On top of that, the Houranis’ complaint nowhere alleges that they were injured in any way by the alleged acts of money laundering, the panel found.
“With no injury from the money laundering, and no cognizable Hobbs Act claim to supply the missing injury either, the Houranis have no injurious predicate acts at all, let alone a pattern of them,” the D.C. Circuit wrote.
“The wheels have completely come off of the Houranis’ civil RICO claim.”
Mirtchev’s attorneys -- the law firms Bracewell & Giuliani LLP and Sale & Quinn PC -- said they were pleased with the D.C. Circuit’s ruling, also describing the Houranis’ ongoing filings in the federal court as abusive and wasteful.
“This is the latest in three consecutive rebukes of the Houranis’ attempts to abuse U.S. courts by filing malicious complaints,” the firms said of the Mirtchev ruling.
“These complaints were part of the failed legal harassment, PR and lobbying campaign formerly led by the Houranis’ relative, the late former Kazakhstan KGB (now KNB) Major General Rakhat Aliyev, who was the source of the fabricated documents that were the foundation of the case, the negative PR information, and the campaign.”
John Quinn of Sale & Quinn, who served as co-counsel for Mirtchev, has said the Houranis’ claims should not have been filed in any court and “had no business before U.S. courts.”
“The only ‘factual’ support for any claim against defendants was fabricated documents generated by General [Rakhat] Aliyev that were proven to be forgeries by world class experts, including renowned document examiner Gideon Epstein who characterized plaintiffs’ evidence as cut and paste forgeries,” Quinn noted in an interview with Legal Newsline in August.
New York City law firm Melito & Adolfsen PC represented the Houranis in Mirtchev and currently are representing Devincci in PsyberSolutions.
According to its website, in the last 10 years it has developed a “significant international practice” representing clients in Western Europe and the Middle East.

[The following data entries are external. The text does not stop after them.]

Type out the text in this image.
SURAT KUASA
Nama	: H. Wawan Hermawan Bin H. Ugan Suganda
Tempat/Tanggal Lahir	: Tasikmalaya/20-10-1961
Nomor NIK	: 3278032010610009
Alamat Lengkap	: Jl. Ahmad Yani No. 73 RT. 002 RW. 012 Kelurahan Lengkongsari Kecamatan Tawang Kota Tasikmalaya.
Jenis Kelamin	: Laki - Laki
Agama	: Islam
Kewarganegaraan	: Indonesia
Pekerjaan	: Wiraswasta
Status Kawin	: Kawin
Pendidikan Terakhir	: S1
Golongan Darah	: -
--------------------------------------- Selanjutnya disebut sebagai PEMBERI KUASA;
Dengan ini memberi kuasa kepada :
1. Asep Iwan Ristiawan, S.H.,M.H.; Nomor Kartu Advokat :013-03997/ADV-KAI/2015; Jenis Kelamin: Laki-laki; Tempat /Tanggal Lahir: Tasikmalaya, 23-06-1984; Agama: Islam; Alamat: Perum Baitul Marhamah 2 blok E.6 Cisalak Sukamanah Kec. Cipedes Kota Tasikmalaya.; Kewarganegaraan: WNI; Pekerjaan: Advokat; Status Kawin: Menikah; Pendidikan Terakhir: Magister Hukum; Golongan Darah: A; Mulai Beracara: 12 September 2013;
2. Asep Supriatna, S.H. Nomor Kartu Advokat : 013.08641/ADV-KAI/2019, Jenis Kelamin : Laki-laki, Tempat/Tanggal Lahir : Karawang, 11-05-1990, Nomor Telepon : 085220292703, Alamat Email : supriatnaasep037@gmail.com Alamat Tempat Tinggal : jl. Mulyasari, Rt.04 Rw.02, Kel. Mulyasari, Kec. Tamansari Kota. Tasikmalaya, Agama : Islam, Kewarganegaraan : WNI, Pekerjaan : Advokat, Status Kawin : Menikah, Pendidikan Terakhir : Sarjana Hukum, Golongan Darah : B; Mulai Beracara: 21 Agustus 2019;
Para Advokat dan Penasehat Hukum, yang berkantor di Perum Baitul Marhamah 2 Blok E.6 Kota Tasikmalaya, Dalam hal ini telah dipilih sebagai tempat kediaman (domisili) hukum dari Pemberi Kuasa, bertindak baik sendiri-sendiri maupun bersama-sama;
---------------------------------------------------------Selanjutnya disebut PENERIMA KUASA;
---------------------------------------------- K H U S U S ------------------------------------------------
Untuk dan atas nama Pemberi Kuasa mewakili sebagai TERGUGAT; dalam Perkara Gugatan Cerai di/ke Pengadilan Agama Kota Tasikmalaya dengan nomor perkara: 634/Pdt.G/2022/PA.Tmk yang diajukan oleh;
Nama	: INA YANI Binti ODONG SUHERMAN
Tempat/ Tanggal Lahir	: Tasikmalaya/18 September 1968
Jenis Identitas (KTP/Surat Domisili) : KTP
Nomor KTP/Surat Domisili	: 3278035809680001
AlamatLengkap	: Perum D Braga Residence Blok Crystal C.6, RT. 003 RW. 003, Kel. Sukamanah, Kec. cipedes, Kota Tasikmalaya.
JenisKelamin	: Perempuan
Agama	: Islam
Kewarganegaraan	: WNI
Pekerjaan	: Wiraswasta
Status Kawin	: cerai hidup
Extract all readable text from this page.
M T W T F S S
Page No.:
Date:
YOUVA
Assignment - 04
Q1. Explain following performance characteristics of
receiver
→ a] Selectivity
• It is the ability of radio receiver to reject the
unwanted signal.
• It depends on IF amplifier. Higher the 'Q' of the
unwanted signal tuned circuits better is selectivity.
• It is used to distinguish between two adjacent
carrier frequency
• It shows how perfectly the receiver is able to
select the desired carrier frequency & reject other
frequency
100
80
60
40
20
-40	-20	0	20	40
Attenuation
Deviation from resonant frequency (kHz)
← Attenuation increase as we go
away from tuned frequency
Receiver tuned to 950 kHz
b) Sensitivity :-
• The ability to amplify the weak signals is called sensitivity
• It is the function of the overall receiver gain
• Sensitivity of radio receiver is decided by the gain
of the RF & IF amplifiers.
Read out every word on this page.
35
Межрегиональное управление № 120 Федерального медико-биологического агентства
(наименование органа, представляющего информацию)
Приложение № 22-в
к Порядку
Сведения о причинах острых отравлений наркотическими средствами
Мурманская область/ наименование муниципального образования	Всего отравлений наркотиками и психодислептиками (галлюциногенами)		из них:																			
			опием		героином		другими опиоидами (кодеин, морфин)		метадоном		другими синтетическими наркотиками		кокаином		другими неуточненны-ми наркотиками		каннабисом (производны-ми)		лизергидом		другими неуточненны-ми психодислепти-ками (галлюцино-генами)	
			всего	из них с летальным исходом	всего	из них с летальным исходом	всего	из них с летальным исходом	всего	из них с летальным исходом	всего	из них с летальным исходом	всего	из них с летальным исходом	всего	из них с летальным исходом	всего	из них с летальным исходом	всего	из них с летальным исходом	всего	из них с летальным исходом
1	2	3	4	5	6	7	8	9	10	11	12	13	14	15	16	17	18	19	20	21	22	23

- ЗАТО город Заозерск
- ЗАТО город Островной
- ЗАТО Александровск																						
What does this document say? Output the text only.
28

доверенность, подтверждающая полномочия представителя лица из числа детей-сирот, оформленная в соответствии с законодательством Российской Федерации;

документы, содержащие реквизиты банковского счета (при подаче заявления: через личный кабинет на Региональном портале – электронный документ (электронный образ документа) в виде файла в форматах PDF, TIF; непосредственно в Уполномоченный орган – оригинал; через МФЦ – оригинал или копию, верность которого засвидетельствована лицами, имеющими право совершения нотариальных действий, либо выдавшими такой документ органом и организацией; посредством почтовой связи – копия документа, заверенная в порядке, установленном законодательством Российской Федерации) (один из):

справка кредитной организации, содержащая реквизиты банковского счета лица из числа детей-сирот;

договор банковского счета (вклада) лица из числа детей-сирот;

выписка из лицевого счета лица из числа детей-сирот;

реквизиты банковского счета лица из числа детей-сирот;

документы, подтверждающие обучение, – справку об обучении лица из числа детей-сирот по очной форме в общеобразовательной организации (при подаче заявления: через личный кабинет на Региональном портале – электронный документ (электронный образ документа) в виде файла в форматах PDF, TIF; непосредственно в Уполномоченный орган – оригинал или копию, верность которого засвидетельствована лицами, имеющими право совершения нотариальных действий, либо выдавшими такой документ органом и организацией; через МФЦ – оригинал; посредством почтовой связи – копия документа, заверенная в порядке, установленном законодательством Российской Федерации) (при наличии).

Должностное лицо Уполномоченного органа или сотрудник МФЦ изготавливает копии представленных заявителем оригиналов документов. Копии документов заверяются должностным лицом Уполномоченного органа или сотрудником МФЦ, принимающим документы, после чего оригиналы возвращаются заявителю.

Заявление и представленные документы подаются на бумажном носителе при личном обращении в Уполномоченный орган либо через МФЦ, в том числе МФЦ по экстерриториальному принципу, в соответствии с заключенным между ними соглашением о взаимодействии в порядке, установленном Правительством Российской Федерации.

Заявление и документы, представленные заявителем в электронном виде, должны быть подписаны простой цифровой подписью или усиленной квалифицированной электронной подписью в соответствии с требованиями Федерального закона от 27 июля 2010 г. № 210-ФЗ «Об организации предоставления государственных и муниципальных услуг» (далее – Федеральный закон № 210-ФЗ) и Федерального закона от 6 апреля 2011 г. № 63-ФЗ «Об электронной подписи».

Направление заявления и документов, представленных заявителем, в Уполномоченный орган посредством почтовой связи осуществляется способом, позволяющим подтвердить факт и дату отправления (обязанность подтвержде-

The firm claims it has developed “special expertise” in terrorism claims, criminal defense of foreigners alleged to have violated U.S. law, investigation and compliance under the Foreign Corrupt Practices Act, defamation and RICO claims.
Judge Rosemary Collyer has been assigned to the PsyberSolutions case.
In an Aug. 31 minute order, she granted -- despite its “erroneous formatting” -- Hourani’s motion for an extension to respond to the defendants’ motion to dismiss.
According to the judge’s order, Hourani’s opposition is due Oct. 16. The defendants’ reply is due Nov. 6.